In its prime, Wakmann played a pivotal role as a significant importer and distributor for numerous watch brands in the United States. The brand initially gained prominence through its exclusive contract with the US military, serving as the official supplier for cockpit clocks. This strategic alliance paved the way for collaborations with esteemed Swiss entities like Breitling, and at some point, Charles Gigandet, who chose to partner with Wakmann for the distribution of their watches in the United States.
The result is the watch offered today – the Wakmann Triple Calendar Chronograph featuring a reverse panda dial configuration. While it lingered in relative obscurity for several years, collectors have recently exhibited a renewed interest and enthusiasm for these watches, appreciating their size, design, and functionality. Importantly, these watches continue to offer excellent value simply because you get a lot of watch for the money!

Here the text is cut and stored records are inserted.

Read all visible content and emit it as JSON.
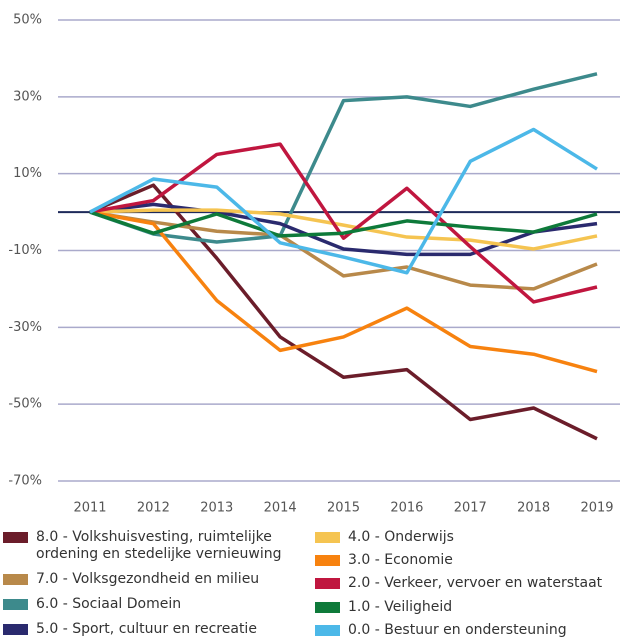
{
  "chart_data": {
    "type": "line",
    "x": [
      2011,
      2012,
      2013,
      2014,
      2015,
      2016,
      2017,
      2018,
      2019
    ],
    "ylim": [
      -70,
      50
    ],
    "yticks": [
      {
        "value": 50,
        "label": "50%"
      },
      {
        "value": 30,
        "label": "30%"
      },
      {
        "value": 10,
        "label": "10%"
      },
      {
        "value": -10,
        "label": "-10%"
      },
      {
        "value": -30,
        "label": "-30%"
      },
      {
        "value": -50,
        "label": "-50%"
      },
      {
        "value": -70,
        "label": "-70%"
      }
    ],
    "grid": true,
    "series": [
      {
        "name": "8.0 - Volkshuisvesting, ruimtelijke ordening en stedelijke vernieuwing",
        "color": "#6b1d2a",
        "values": [
          0,
          7,
          -12,
          -32.5,
          -43,
          -41,
          -54,
          -51,
          -59
        ]
      },
      {
        "name": "7.0 - Volksgezondheid en milieu",
        "color": "#b8894a",
        "values": [
          0,
          -2.6,
          -5,
          -6,
          -16.6,
          -14.3,
          -19,
          -20,
          -13.5
        ]
      },
      {
        "name": "6.0 - Sociaal Domein",
        "color": "#3d8a8c",
        "values": [
          0,
          -5.7,
          -7.8,
          -6.2,
          29,
          30,
          27.5,
          32,
          36
        ]
      },
      {
        "name": "5.0 - Sport, cultuur en recreatie",
        "color": "#2a2a6e",
        "values": [
          0,
          2,
          0,
          -3,
          -9.6,
          -11,
          -11,
          -5.2,
          -3
        ]
      },
      {
        "name": "4.0 - Onderwijs",
        "color": "#f5c451",
        "values": [
          0,
          0.5,
          0.5,
          -0.5,
          -3.4,
          -6.5,
          -7.3,
          -9.6,
          -6.2
        ]
      },
      {
        "name": "3.0 - Economie",
        "color": "#f7820f",
        "values": [
          0,
          -3,
          -23,
          -36,
          -32.5,
          -25,
          -35,
          -37,
          -41.5
        ]
      },
      {
        "name": "2.0 - Verkeer, vervoer en waterstaat",
        "color": "#c0163f",
        "values": [
          0,
          3,
          15,
          17.7,
          -6.8,
          6.2,
          -9,
          -23.4,
          -19.5
        ]
      },
      {
        "name": "1.0 - Veiligheid",
        "color": "#0e7a3a",
        "values": [
          0,
          -5.5,
          -0.5,
          -6.2,
          -5.5,
          -2.3,
          -3.9,
          -5.2,
          -0.5
        ]
      },
      {
        "name": "0.0 - Bestuur en ondersteuning",
        "color": "#4cb8e8",
        "values": [
          0,
          8.6,
          6.5,
          -8,
          -11.7,
          -15.8,
          13.2,
          21.5,
          11.2
        ]
      }
    ]
  }
}
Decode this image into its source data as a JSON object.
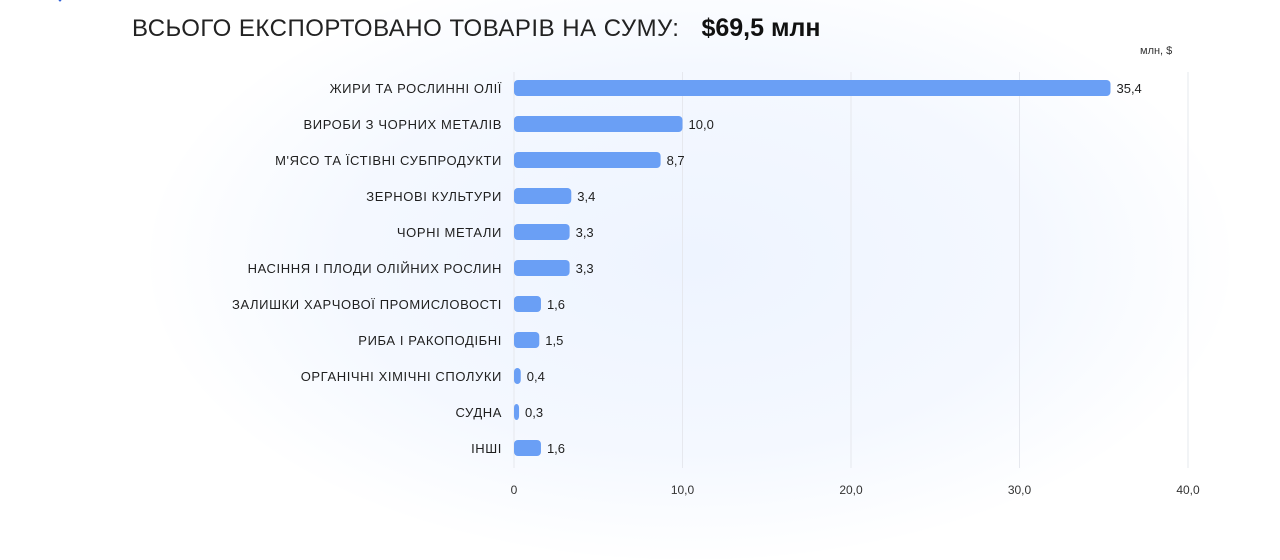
{
  "header": {
    "title": "ВСЬОГО ЕКСПОРТОВАНО ТОВАРІВ НА СУМУ:",
    "total": "$69,5 млн"
  },
  "colors": {
    "bar": "#6a9ff5",
    "grid": "#e6e8ee",
    "text": "#1f1f1f"
  },
  "chart_data": {
    "type": "bar",
    "orientation": "horizontal",
    "unit_label": "млн, $",
    "categories": [
      "ЖИРИ ТА РОСЛИННІ ОЛІЇ",
      "ВИРОБИ З ЧОРНИХ МЕТАЛІВ",
      "М'ЯСО ТА ЇСТІВНІ СУБПРОДУКТИ",
      "ЗЕРНОВІ КУЛЬТУРИ",
      "ЧОРНІ МЕТАЛИ",
      "НАСІННЯ І ПЛОДИ ОЛІЙНИХ РОСЛИН",
      "ЗАЛИШКИ ХАРЧОВОЇ ПРОМИСЛОВОСТІ",
      "РИБА І РАКОПОДІБНІ",
      "ОРГАНІЧНІ ХІМІЧНІ СПОЛУКИ",
      "СУДНА",
      "ІНШІ"
    ],
    "values": [
      35.4,
      10.0,
      8.7,
      3.4,
      3.3,
      3.3,
      1.6,
      1.5,
      0.4,
      0.3,
      1.6
    ],
    "value_labels": [
      "35,4",
      "10,0",
      "8,7",
      "3,4",
      "3,3",
      "3,3",
      "1,6",
      "1,5",
      "0,4",
      "0,3",
      "1,6"
    ],
    "xlim": [
      0,
      40
    ],
    "ticks": [
      0,
      10,
      20,
      30,
      40
    ],
    "tick_labels": [
      "0",
      "10,0",
      "20,0",
      "30,0",
      "40,0"
    ],
    "grid": true
  }
}
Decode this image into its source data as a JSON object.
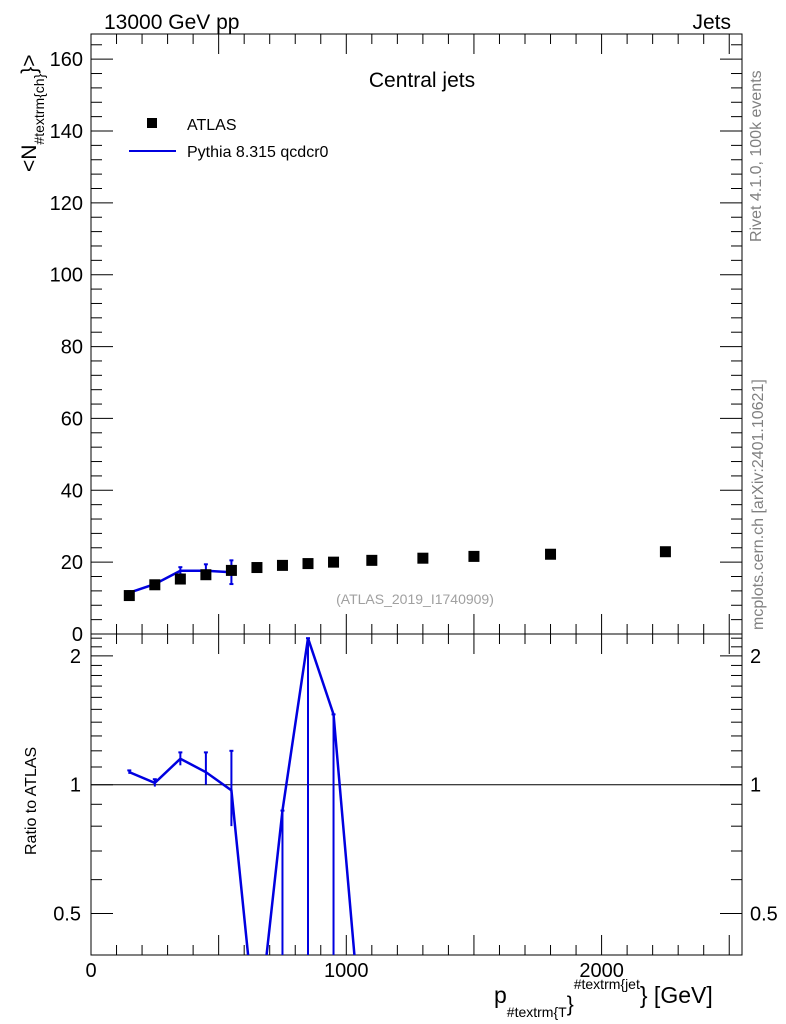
{
  "header": {
    "left": "13000 GeV pp",
    "right": "Jets"
  },
  "side_labels": {
    "rivet": "Rivet 4.1.0,  100k events",
    "mcplots": "mcplots.cern.ch [arXiv:2401.10621]"
  },
  "colors": {
    "data": "#000000",
    "mc": "#0000e0",
    "watermark": "#a0a0a0"
  },
  "chart_data": [
    {
      "type": "scatter",
      "panel": "main",
      "title": "Central jets",
      "watermark": "(ATLAS_2019_I1740909)",
      "xlabel": "p_{#textrm{T}}^{#textrm{jet}} [GeV]",
      "xlabel_main": "p",
      "xlabel_sub": "#textrm{T",
      "xlabel_brace": "}",
      "xlabel_sup": "#textrm{jet",
      "xlabel_unit": "} [GeV]",
      "ylabel": "<N_{#textrm{ch}}>",
      "ylabel_pre": "<N",
      "ylabel_sub": "#textrm{ch}",
      "ylabel_post": "}>",
      "xlim": [
        0,
        2550
      ],
      "ylim": [
        0,
        167
      ],
      "y_ticks": [
        0,
        20,
        40,
        60,
        80,
        100,
        120,
        140,
        160
      ],
      "y_tick_labels": [
        "0",
        "20",
        "40",
        "60",
        "80",
        "100",
        "120",
        "140",
        "160"
      ],
      "legend": {
        "position": "top-left",
        "entries": [
          {
            "label": "ATLAS",
            "marker": "square"
          },
          {
            "label": "Pythia 8.315 qcdcr0",
            "marker": "line"
          }
        ]
      },
      "series": [
        {
          "name": "ATLAS",
          "x": [
            150,
            250,
            350,
            450,
            550,
            650,
            750,
            850,
            950,
            1100,
            1300,
            1500,
            1800,
            2250
          ],
          "y": [
            10.7,
            13.7,
            15.3,
            16.5,
            17.7,
            18.5,
            19.1,
            19.6,
            20.0,
            20.5,
            21.1,
            21.6,
            22.2,
            22.9
          ]
        },
        {
          "name": "Pythia 8.315 qcdcr0",
          "x": [
            150,
            250,
            350,
            450,
            550
          ],
          "y": [
            11.5,
            13.9,
            17.6,
            17.6,
            17.2
          ],
          "yerr": [
            0.4,
            0.4,
            1.0,
            1.8,
            3.3
          ]
        }
      ]
    },
    {
      "type": "line",
      "panel": "ratio",
      "ylabel": "Ratio to ATLAS",
      "xlim": [
        0,
        2550
      ],
      "ylim": [
        0.4,
        2.25
      ],
      "y_scale": "log",
      "reference": 1.0,
      "x_ticks": [
        0,
        1000,
        2000
      ],
      "x_tick_labels": [
        "0",
        "1000",
        "2000"
      ],
      "y_ticks": [
        0.5,
        1,
        2
      ],
      "y_tick_labels": [
        "0.5",
        "1",
        "2"
      ],
      "series": [
        {
          "name": "Pythia 8.315 qcdcr0 / ATLAS",
          "x": [
            150,
            250,
            350,
            450,
            550,
            650,
            750,
            850,
            950,
            1050
          ],
          "y": [
            1.07,
            1.01,
            1.15,
            1.07,
            0.97,
            0.25,
            0.87,
            2.2,
            1.46,
            0.3
          ],
          "yerr_up": [
            0.01,
            0.02,
            0.04,
            0.12,
            0.23,
            0,
            0,
            0,
            0,
            0
          ],
          "yerr_down": [
            0.01,
            0.02,
            0.04,
            0.07,
            0.17,
            0,
            0.5,
            1.8,
            1.1,
            0
          ]
        }
      ]
    }
  ]
}
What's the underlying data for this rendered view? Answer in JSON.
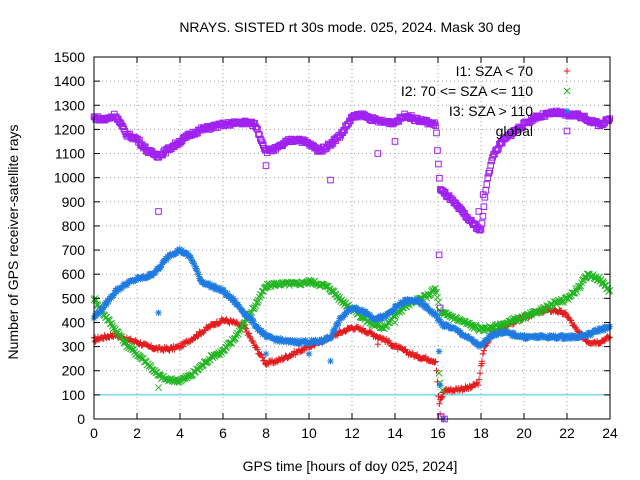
{
  "chart_data": {
    "type": "scatter",
    "title": "NRAYS. SISTED rt 30s mode. 025, 2024. Mask 30 deg",
    "xlabel": "GPS time [hours of doy 025, 2024]",
    "ylabel": "Number of GPS receiver-satellite rays",
    "xlim": [
      0,
      24
    ],
    "ylim": [
      0,
      1500
    ],
    "xticks": [
      0,
      2,
      4,
      6,
      8,
      10,
      12,
      14,
      16,
      18,
      20,
      22,
      24
    ],
    "yticks": [
      0,
      100,
      200,
      300,
      400,
      500,
      600,
      700,
      800,
      900,
      1000,
      1100,
      1200,
      1300,
      1400,
      1500
    ],
    "grid": true,
    "legend_position": "top-right",
    "reference_line": {
      "y": 100,
      "color": "#40c8e8"
    },
    "series": [
      {
        "name": "I1: SZA < 70",
        "marker": "+",
        "color": "#e41a1c",
        "points": [
          [
            0,
            330
          ],
          [
            0.5,
            340
          ],
          [
            1,
            350
          ],
          [
            1.5,
            330
          ],
          [
            2,
            320
          ],
          [
            2.5,
            300
          ],
          [
            3,
            290
          ],
          [
            3.5,
            290
          ],
          [
            4,
            300
          ],
          [
            4.5,
            330
          ],
          [
            5,
            360
          ],
          [
            5.5,
            390
          ],
          [
            6,
            410
          ],
          [
            6.5,
            400
          ],
          [
            7,
            380
          ],
          [
            7.5,
            300
          ],
          [
            8,
            230
          ],
          [
            8.5,
            240
          ],
          [
            9,
            260
          ],
          [
            9.5,
            280
          ],
          [
            10,
            300
          ],
          [
            10.5,
            320
          ],
          [
            11,
            340
          ],
          [
            11.5,
            360
          ],
          [
            12,
            380
          ],
          [
            12.5,
            370
          ],
          [
            13,
            350
          ],
          [
            13.5,
            330
          ],
          [
            14,
            300
          ],
          [
            14.5,
            280
          ],
          [
            15,
            260
          ],
          [
            15.5,
            250
          ],
          [
            15.9,
            240
          ],
          [
            16.05,
            60
          ],
          [
            16.3,
            120
          ],
          [
            16.7,
            120
          ],
          [
            17,
            125
          ],
          [
            17.5,
            130
          ],
          [
            17.9,
            150
          ],
          [
            18.1,
            280
          ],
          [
            18.5,
            350
          ],
          [
            19,
            380
          ],
          [
            19.5,
            400
          ],
          [
            20,
            420
          ],
          [
            20.5,
            440
          ],
          [
            21,
            450
          ],
          [
            21.5,
            450
          ],
          [
            22,
            430
          ],
          [
            22.5,
            360
          ],
          [
            23,
            320
          ],
          [
            23.5,
            320
          ],
          [
            24,
            340
          ]
        ],
        "outliers": [
          [
            0.05,
            320
          ],
          [
            13.2,
            310
          ],
          [
            16.1,
            20
          ],
          [
            16.15,
            90
          ],
          [
            18.05,
            230
          ]
        ]
      },
      {
        "name": "I2: 70 <= SZA <= 110",
        "marker": "x",
        "color": "#22b522",
        "points": [
          [
            0,
            500
          ],
          [
            0.5,
            430
          ],
          [
            1,
            370
          ],
          [
            1.5,
            310
          ],
          [
            2,
            270
          ],
          [
            2.5,
            230
          ],
          [
            3,
            180
          ],
          [
            3.5,
            160
          ],
          [
            4,
            160
          ],
          [
            4.5,
            180
          ],
          [
            5,
            220
          ],
          [
            5.5,
            260
          ],
          [
            6,
            280
          ],
          [
            6.5,
            330
          ],
          [
            7,
            400
          ],
          [
            7.5,
            470
          ],
          [
            8,
            550
          ],
          [
            8.5,
            560
          ],
          [
            9,
            560
          ],
          [
            9.5,
            560
          ],
          [
            10,
            570
          ],
          [
            10.5,
            560
          ],
          [
            11,
            540
          ],
          [
            11.5,
            490
          ],
          [
            12,
            460
          ],
          [
            12.5,
            420
          ],
          [
            13,
            390
          ],
          [
            13.5,
            380
          ],
          [
            14,
            430
          ],
          [
            14.5,
            470
          ],
          [
            15,
            490
          ],
          [
            15.5,
            510
          ],
          [
            15.9,
            540
          ],
          [
            16.1,
            440
          ],
          [
            16.5,
            430
          ],
          [
            17,
            410
          ],
          [
            17.5,
            390
          ],
          [
            18,
            370
          ],
          [
            18.5,
            380
          ],
          [
            19,
            390
          ],
          [
            19.5,
            410
          ],
          [
            20,
            420
          ],
          [
            20.5,
            440
          ],
          [
            21,
            460
          ],
          [
            21.5,
            480
          ],
          [
            22,
            500
          ],
          [
            22.5,
            540
          ],
          [
            23,
            600
          ],
          [
            23.5,
            580
          ],
          [
            24,
            530
          ]
        ],
        "outliers": [
          [
            3,
            130
          ],
          [
            14,
            400
          ],
          [
            16.05,
            190
          ],
          [
            16.1,
            150
          ],
          [
            16.2,
            120
          ]
        ]
      },
      {
        "name": "I3: SZA > 110",
        "marker": "*",
        "color": "#1f7be0",
        "points": [
          [
            0,
            420
          ],
          [
            0.5,
            470
          ],
          [
            1,
            530
          ],
          [
            1.5,
            560
          ],
          [
            2,
            580
          ],
          [
            2.5,
            590
          ],
          [
            3,
            620
          ],
          [
            3.5,
            680
          ],
          [
            4,
            700
          ],
          [
            4.5,
            670
          ],
          [
            5,
            570
          ],
          [
            5.5,
            550
          ],
          [
            6,
            530
          ],
          [
            6.5,
            490
          ],
          [
            7,
            440
          ],
          [
            7.5,
            390
          ],
          [
            8,
            340
          ],
          [
            8.5,
            330
          ],
          [
            9,
            320
          ],
          [
            9.5,
            320
          ],
          [
            10,
            320
          ],
          [
            10.5,
            320
          ],
          [
            11,
            340
          ],
          [
            11.5,
            420
          ],
          [
            12,
            460
          ],
          [
            12.5,
            450
          ],
          [
            13,
            420
          ],
          [
            13.5,
            420
          ],
          [
            14,
            460
          ],
          [
            14.5,
            490
          ],
          [
            15,
            490
          ],
          [
            15.5,
            460
          ],
          [
            15.9,
            430
          ],
          [
            16.2,
            390
          ],
          [
            16.6,
            380
          ],
          [
            17,
            360
          ],
          [
            17.5,
            330
          ],
          [
            18,
            300
          ],
          [
            18.5,
            350
          ],
          [
            19,
            360
          ],
          [
            19.5,
            350
          ],
          [
            20,
            340
          ],
          [
            20.5,
            340
          ],
          [
            21,
            340
          ],
          [
            21.5,
            340
          ],
          [
            22,
            340
          ],
          [
            22.5,
            340
          ],
          [
            23,
            350
          ],
          [
            23.5,
            370
          ],
          [
            24,
            380
          ]
        ],
        "outliers": [
          [
            3,
            440
          ],
          [
            8,
            270
          ],
          [
            10,
            270
          ],
          [
            11,
            240
          ],
          [
            16.05,
            280
          ],
          [
            16.1,
            140
          ],
          [
            16.25,
            0
          ]
        ]
      },
      {
        "name": "global",
        "marker": "square",
        "color": "#a020f0",
        "points": [
          [
            0,
            1250
          ],
          [
            0.5,
            1240
          ],
          [
            1,
            1260
          ],
          [
            1.5,
            1180
          ],
          [
            2,
            1160
          ],
          [
            2.5,
            1110
          ],
          [
            3,
            1090
          ],
          [
            3.5,
            1120
          ],
          [
            4,
            1150
          ],
          [
            4.5,
            1180
          ],
          [
            5,
            1200
          ],
          [
            5.5,
            1210
          ],
          [
            6,
            1220
          ],
          [
            6.5,
            1225
          ],
          [
            7,
            1230
          ],
          [
            7.5,
            1220
          ],
          [
            8,
            1110
          ],
          [
            8.5,
            1120
          ],
          [
            9,
            1150
          ],
          [
            9.5,
            1160
          ],
          [
            10,
            1140
          ],
          [
            10.5,
            1110
          ],
          [
            11,
            1140
          ],
          [
            11.5,
            1180
          ],
          [
            12,
            1250
          ],
          [
            12.5,
            1260
          ],
          [
            13,
            1240
          ],
          [
            13.5,
            1230
          ],
          [
            14,
            1230
          ],
          [
            14.5,
            1260
          ],
          [
            15,
            1240
          ],
          [
            15.5,
            1230
          ],
          [
            15.9,
            1220
          ],
          [
            16.1,
            950
          ],
          [
            16.5,
            920
          ],
          [
            17,
            870
          ],
          [
            17.5,
            820
          ],
          [
            18,
            780
          ],
          [
            18.3,
            1000
          ],
          [
            18.6,
            1100
          ],
          [
            19,
            1150
          ],
          [
            19.5,
            1190
          ],
          [
            20,
            1220
          ],
          [
            20.5,
            1250
          ],
          [
            21,
            1260
          ],
          [
            21.5,
            1270
          ],
          [
            22,
            1260
          ],
          [
            22.5,
            1260
          ],
          [
            23,
            1240
          ],
          [
            23.5,
            1220
          ],
          [
            24,
            1240
          ]
        ],
        "outliers": [
          [
            3,
            860
          ],
          [
            8,
            1050
          ],
          [
            11,
            990
          ],
          [
            13.2,
            1100
          ],
          [
            14,
            1150
          ],
          [
            16.05,
            680
          ],
          [
            16.1,
            460
          ],
          [
            16.15,
            10
          ],
          [
            16.3,
            0
          ],
          [
            17.9,
            860
          ],
          [
            18.1,
            930
          ]
        ]
      }
    ]
  }
}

In my mind, the Wakmann Triple Calendar Chronograph embodies all the desirable qualities of a classic vintage chronograph from the ‘70s. Its 37mm size adheres well to vintage standards, striking a balance between presence and overall wearability on the wrist. It has a beautifully striking reverse panda dial with a white outer track, a triple calendar function adjustable via pushers on the left side of the watch, and a chronograph function to top things off. Notably, this specific example has a captivating yellow patina on the lume that works so well with the black and white design.
Beating inside this Wakmann is a Valjoux Cal. 723 movement, a variant of the most famous vintage high-quality, column wheel, chronograph movement.
For avid enthusiasts and collectors of vintage chronographs, this is unquestionably a timepiece you surely wouldn't want to overlook.